14 found this helpful

Ruthie Sandoval

OK the part about OptimAge Junior made me physically put my phone down. 'Love is surveillance and surveillance is love' -- I'm going to be thinking about that for a week. Also 'the nightstand is where we go to worship now' is SO real it hurts. This whole thing reads like a startup pitch from hell and I'm obsessed with it.

11 found this helpful

Ted Kowalski

Pretty funny in spots. The opening bit about the neck and the eleven thousand dollars got me -- especially 'stored in the bathroom drawer where good intentions go to calcify next to the water flosser.' That's a real laugh.

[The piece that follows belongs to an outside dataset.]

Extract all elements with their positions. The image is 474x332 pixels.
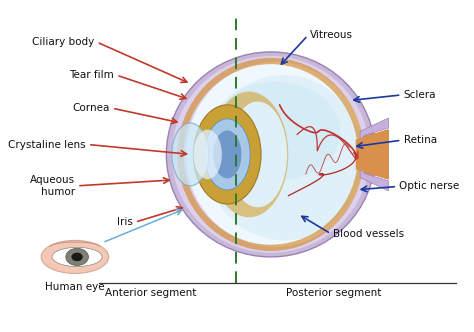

The middle section where it lists out the advantages dragged a bit for me though. I get that it's doing a thing structurally, building the case, but reading enumerated advantages on the train isn't exactly page-turning comedy. Picked back up at the end with the baby stuff. 'Love is surveillance and surveillance is love' is a good line. Solid piece, just wished it stayed as funny as it started.

8 found this helpful

Pete Calloway

The drawer where good intentions calcify next to the water flosser. That's the one. The callback to eleven thousand dollars at the end is clean. The 2 AM bit is tight. Could lose some of the middle -- the advantages list gets a bit lecture-y -- but the opening and the ending are both properly funny, and the OptimAge Junior close is dark enough to stick with you. Good economy where it counts.